A train with a mass of 2.10 x 10^5 is moving at 12.0 m/s when the engineer applies the brakes. If the braking force is constant at 3.70 x 10^4 N, a) How long does it take the train to stop? b) How far does the train travel during this time?
Answers

oubaas

m/2*V^2 = F*d d = m*V^2/(2*F) = 2.10*10^5*12^2/(7.4*10^4) = 408.6 m d = V*t/2 t = d/(V/2) = 408.6/6 = 68.108 sec

electron1

a) How long does it take the train to stop? Let’s use the following equation to determine the train’s acceleration. a = Force ÷ Mass = -3.70 * 10^4 ÷ 2.10 * 10^5 = -3.7 ÷ 21 The acceleration is approximately -0.176 m/s^2. Let’s use the following equation to determine the time for the train’s velocity to decrease from 12 m/s to 0 m/s. vf = vi + a * t 0 = 12 + (-3.7 ÷ 21) * t t = 12 ÷ (3.7 ÷ 21) = 252 ÷ 3.7 The time is approximately 68 seconds. b) How far does the train travel during this time?
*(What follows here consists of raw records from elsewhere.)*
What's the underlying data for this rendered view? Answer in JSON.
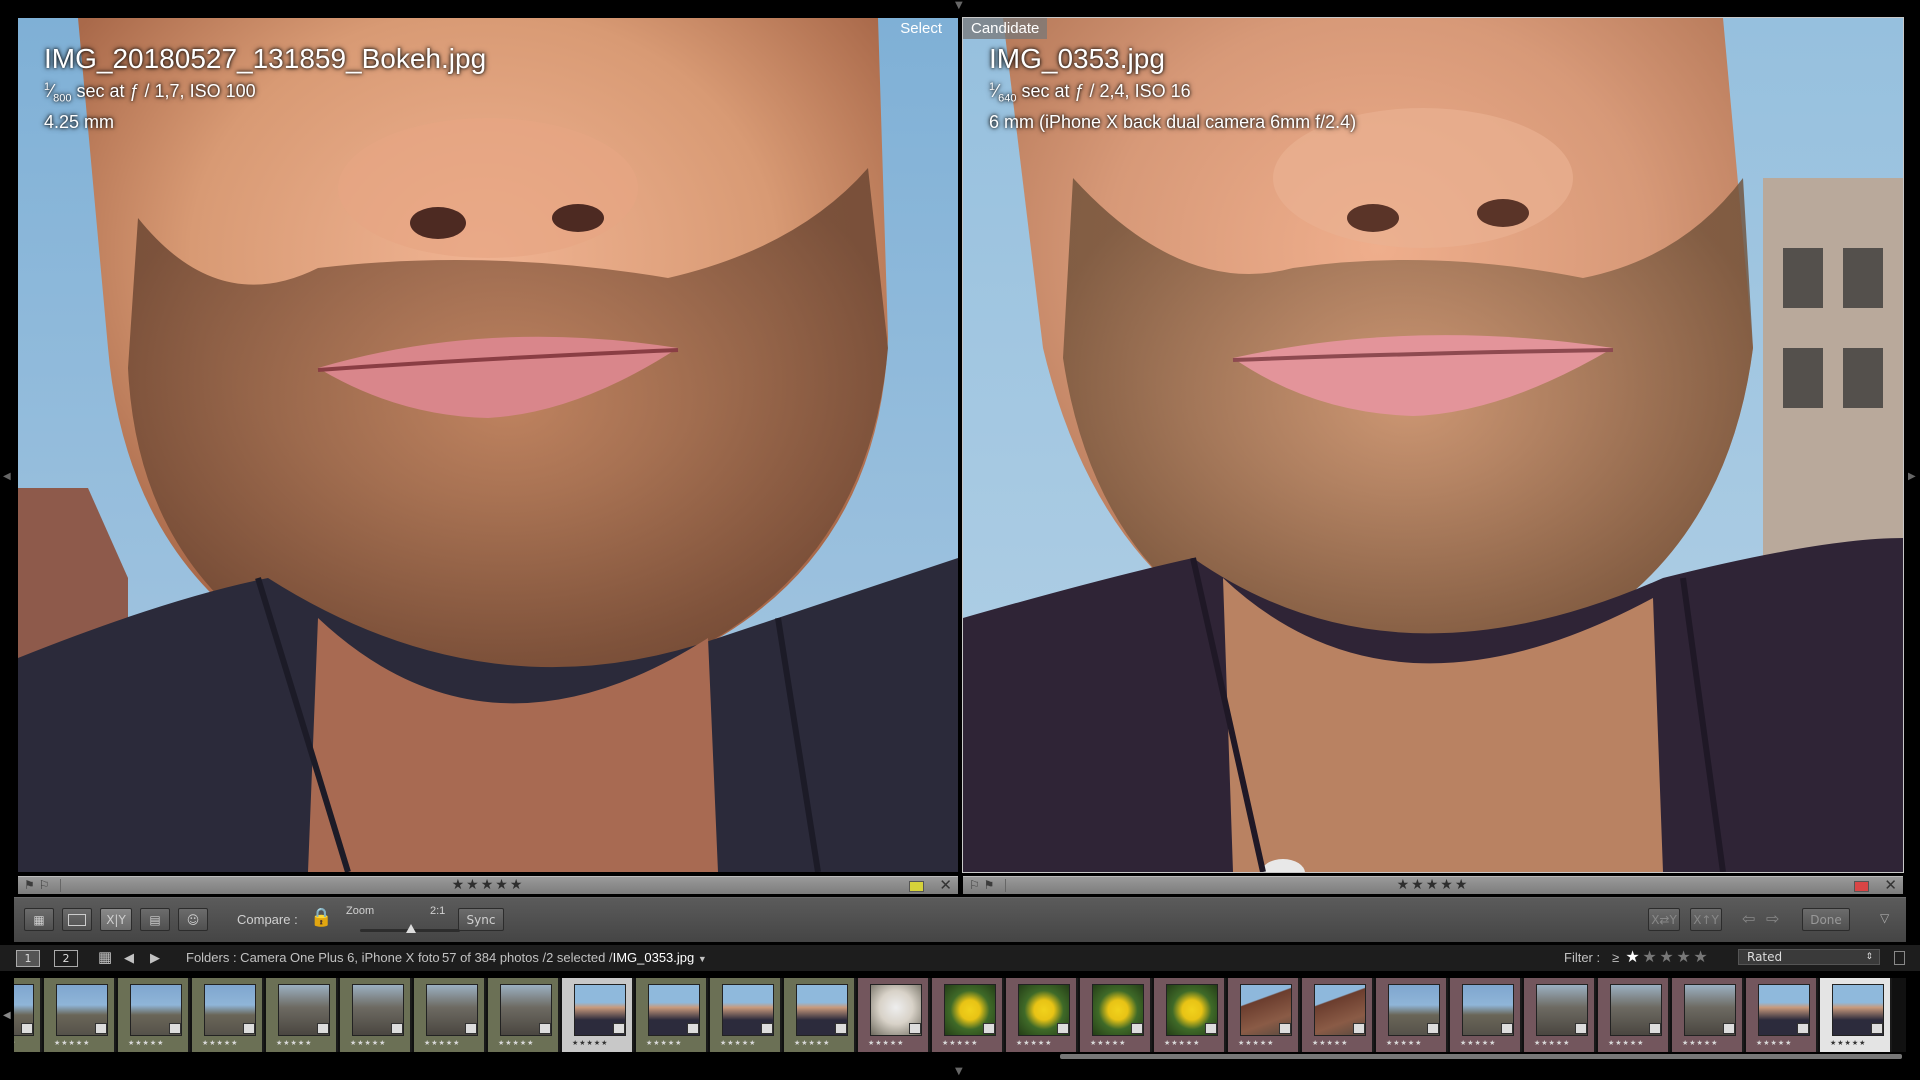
{
  "left_pane": {
    "tag": "Select",
    "filename": "IMG_20180527_131859_Bokeh.jpg",
    "exposure_num": "1",
    "exposure_den": "800",
    "exposure_rest": " sec at ƒ / 1,7, ISO 100",
    "focal": "4.25 mm"
  },
  "right_pane": {
    "tag": "Candidate",
    "filename": "IMG_0353.jpg",
    "exposure_num": "1",
    "exposure_den": "640",
    "exposure_rest": " sec at ƒ / 2,4, ISO 16",
    "focal": "6 mm (iPhone X back dual camera 6mm f/2.4)"
  },
  "strips": {
    "left": {
      "stars": "★★★★★",
      "label_color": "#d6d23a",
      "close": "✕"
    },
    "right": {
      "stars": "★★★★★",
      "label_color": "#d94545",
      "close": "✕"
    }
  },
  "toolbar": {
    "compare_label": "Compare :",
    "zoom_label": "Zoom",
    "zoom_value": "2:1",
    "sync_label": "Sync",
    "xy_label": "X|Y",
    "done_label": "Done"
  },
  "filmstrip_header": {
    "screen1": "1",
    "screen2": "2",
    "source": "Folders : Camera One Plus 6, iPhone X foto",
    "count": "57 of 384 photos /2 selected /",
    "current_file": "IMG_0353.jpg",
    "filter_label": "Filter :",
    "filter_op": "≥",
    "filter_value": "Rated"
  },
  "filmstrip": {
    "thumbs": [
      {
        "kind": "street",
        "label": "green",
        "mini": "★★★★★"
      },
      {
        "kind": "street",
        "label": "green",
        "mini": "★★★★★"
      },
      {
        "kind": "street",
        "label": "green",
        "mini": "★★★★★"
      },
      {
        "kind": "street",
        "label": "green",
        "mini": "★★★★★"
      },
      {
        "kind": "fountain",
        "label": "green",
        "mini": "★★★★★"
      },
      {
        "kind": "fountain",
        "label": "green",
        "mini": "★★★★★"
      },
      {
        "kind": "fountain",
        "label": "green",
        "mini": "★★★★★"
      },
      {
        "kind": "fountain",
        "label": "green",
        "mini": "★★★★★"
      },
      {
        "kind": "portrait",
        "label": "sel",
        "mini": "★★★★★"
      },
      {
        "kind": "portrait",
        "label": "green",
        "mini": "★★★★★"
      },
      {
        "kind": "portrait",
        "label": "green",
        "mini": "★★★★★"
      },
      {
        "kind": "portrait",
        "label": "green",
        "mini": "★★★★★"
      },
      {
        "kind": "dog",
        "label": "red",
        "mini": "★★★★★"
      },
      {
        "kind": "flower",
        "label": "red",
        "mini": "★★★★★"
      },
      {
        "kind": "flower",
        "label": "red",
        "mini": "★★★★★"
      },
      {
        "kind": "flower",
        "label": "red",
        "mini": "★★★★★"
      },
      {
        "kind": "flower",
        "label": "red",
        "mini": "★★★★★"
      },
      {
        "kind": "roof",
        "label": "red",
        "mini": "★★★★★"
      },
      {
        "kind": "roof",
        "label": "red",
        "mini": "★★★★★"
      },
      {
        "kind": "street",
        "label": "red",
        "mini": "★★★★★"
      },
      {
        "kind": "street",
        "label": "red",
        "mini": "★★★★★"
      },
      {
        "kind": "fountain",
        "label": "red",
        "mini": "★★★★★"
      },
      {
        "kind": "fountain",
        "label": "red",
        "mini": "★★★★★"
      },
      {
        "kind": "fountain",
        "label": "red",
        "mini": "★★★★★"
      },
      {
        "kind": "portrait",
        "label": "red",
        "mini": "★★★★★"
      },
      {
        "kind": "portrait",
        "label": "active",
        "mini": "★★★★★"
      }
    ]
  },
  "colors": {
    "sky": "#8db8d8",
    "skin": "#d9a07f",
    "shirt": "#2b2a3a",
    "label_green": "#6b7055",
    "label_red": "#73565d"
  }
}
Let’s use the following equation to determine the distance the train moves. d = ½ * (vi + vf) * t, vf = 0 d = ½ * 12 * 252 ÷ 3.7 = 1,512 ÷ 3.7 The distance is approximately 410 meters. These two answers are rounded to two significant digits. I hope this helps you to understand how to solve this type of problem.

Dale-E

Dear Sydney, You have a solid answer from a tip top Y! Answer man. I am moving your question over to where rail road operators are lurking about, thirsty for this very question. They look at and solve this problem every time they pull out on a freight train. Not so much with passenger service, because those trains are built with standard cars, engines and lengths. With the exceptions of coal, rock, or oil trains, freight trains in general are quite complicated in their weight distribution. Let's see what those men say about this one, OK?